August 2010–May 2011

Chao Wei
Associate Professor of Economics
George Washington University

Chao Wei is an associate professor of economics at the George Washington University who previously taught at the University of North Carolina at Chapel Hill. Her research aims to improve our understanding of the interrelationships between the macroeconomy, financial markets, and asset values. She has also studied how sudden unexpected changes in energy prices can affect the economy, and she has modeled the dynamics of the ways people make economic choices that involve gasoline consumption, driving, and fuel efficiency.

While visiting CBO Dr. Wei collaborated with the staff of the Macroeconomic Analysis Division in research on whether uncertainty about economic productivity increases the extent to which taxes on capital income distort economic activity and thereby reduces people’s well-being, especially when tax rates are high. Quantifying the economic losses from those distortions helps CBO evaluate the possible economic effects of proposed changes in income taxes. Dr. Wei also provided expert help on a range of other issues, including climate change policy, labor supply behavior, and modeling the behavior of the economy over the business cycle.

Reagan A. Baughman, Ph.D.

September 2009–July 2010

Reagan A. Baughman
Associate Professor of Economics
University of New Hampshire

Reagan Baughman is an associate professor of economics in the Whittemore School of Business and Economics at the University of New Hampshire (UNH).
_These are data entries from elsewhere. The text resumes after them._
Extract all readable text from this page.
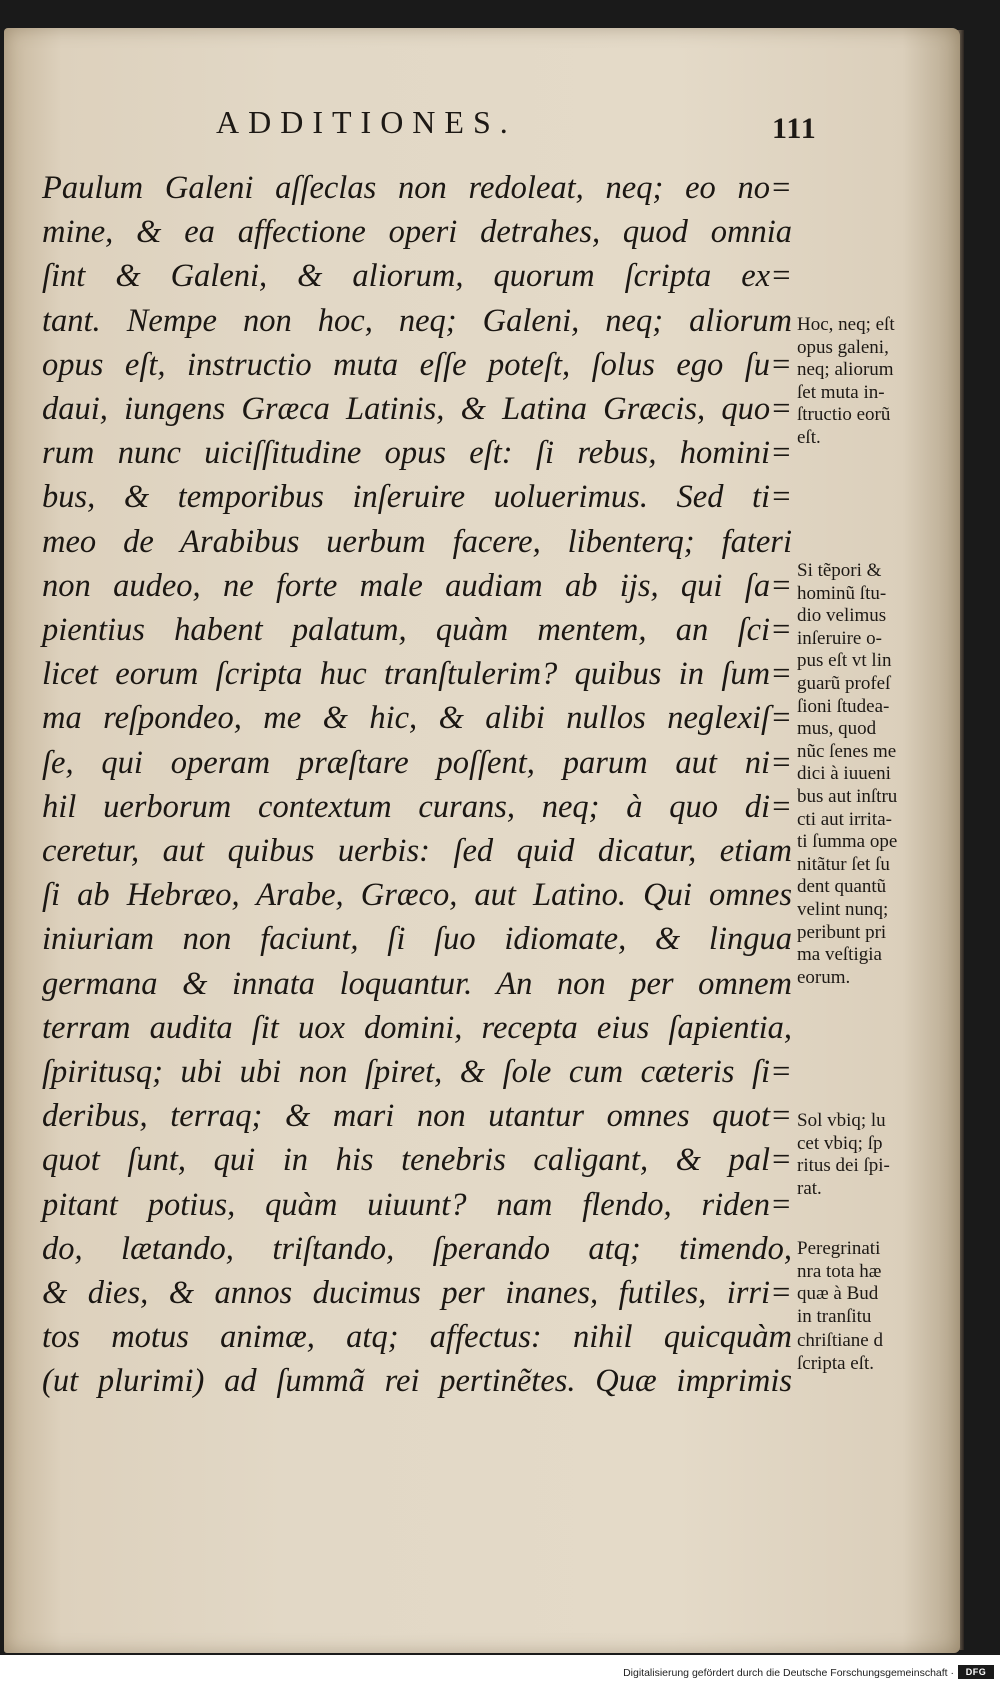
ADDITIONES.	111
Paulum Galeni aſſeclas non redoleat, neq; eo no=
mine, & ea affectione operi detrahes, quod omnia
ſint & Galeni, & aliorum, quorum ſcripta ex=
tant. Nempe non hoc, neq; Galeni, neq; aliorum
opus eſt, instructio muta eſſe poteſt, ſolus ego ſu=
daui, iungens Græca Latinis, & Latina Græcis, quo=
rum nunc uiciſſitudine opus eſt: ſi rebus, homini=
bus, & temporibus inſeruire uoluerimus. Sed ti=
meo de Arabibus uerbum facere, libenterq; fateri
non audeo, ne forte male audiam ab ijs, qui ſa=
pientius habent palatum, quàm mentem, an ſci=
licet eorum ſcripta huc tranſtulerim? quibus in ſum=
ma reſpondeo, me & hic, & alibi nullos neglexiſ=
ſe, qui operam præſtare poſſent, parum aut ni=
hil uerborum contextum curans, neq; à quo di=
ceretur, aut quibus uerbis: ſed quid dicatur, etiam
ſi ab Hebræo, Arabe, Græco, aut Latino. Qui omnes
iniuriam non faciunt, ſi ſuo idiomate, & lingua
germana & innata loquantur. An non per omnem
terram audita ſit uox domini, recepta eius ſapientia,
ſpiritusq; ubi ubi non ſpiret, & ſole cum cæteris ſi=
deribus, terraq; & mari non utantur omnes quot=
quot ſunt, qui in his tenebris caligant, & pal=
pitant potius, quàm uiuunt? nam flendo, riden=
do, lætando, triſtando, ſperando atq; timendo,
& dies, & annos ducimus per inanes, futiles, irri=
tos motus animæ, atq; affectus: nihil quicquàm
(ut plurimi) ad ſummã rei pertinẽtes. Quæ imprimis
Hoc, neq; eſt
opus galeni,
neq; aliorum
ſet muta in-
ſtructio eorũ
eſt.
Si tẽpori &
hominũ ſtu-
dio velimus
inſeruire o-
pus eſt vt lin
guarũ profeſ
ſioni ſtudea-
mus, quod
nũc ſenes me
dici à iuueni
bus aut inſtru
cti aut irrita-
ti ſumma ope
nitãtur ſet ſu
dent quantũ
velint nunq;
peribunt pri
ma veſtigia
eorum.
Sol vbiq; lu
cet vbiq; ſp
ritus dei ſpi-
rat.
Peregrinati
nra tota hæ
quæ à Bud
in tranſitu
chriſtiane d
ſcripta eſt.
Digitalisierung gefördert durch die Deutsche Forschungsgemeinschaft ·	DFG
Before joining the university faculty, Dr. Baughman was as a visiting scholar at the Federal Reserve Bank of Boston and a Robert Wood Johnson Scholar in Health Policy Research at the University of Michigan. Dr. Baughman joined CBO’s Health and Human Resources Division in the midst of the health care policy debate of 2009 and 2010, and she soon became an important member of the health team. Her work was key in collecting and evaluating evidence and helping CBO to develop cost estimates for provisions of law relating to medical malpractice reform and the regulation of private health insurance markets. A coauthor of three letters to Members of Congress explaining the estimates, Dr. Baughman also worked with staff from several CBO divisions on a large project aimed at estimating the health and longevity effects of various government policies.

David Poyer, Ph.D.

June 2009–July 2009

David Poyer
Associate Professor of Economics
Morehouse College

David Poyer is an associate professor of economics at Morehouse College in Atlanta, Georgia. Before joining the Morehouse faculty, Dr. Poyer was a visiting assistant professor at Northern Illinois University, in DeKalb, Illinois. He also taught at Lewis University, in Romeoville, Illinois. During his CBO fellowship, Dr. Poyer worked with the agency’s Macroeconomic Analysis Division to investigate the relationship between the distribution of household income and real (inflation-adjusted) personal consumption spending. Using a procedure called vector error correction, Dr. Poyer found evidence to suggest that changes in income distribution may be important indicators of changes in aggregate spending over time.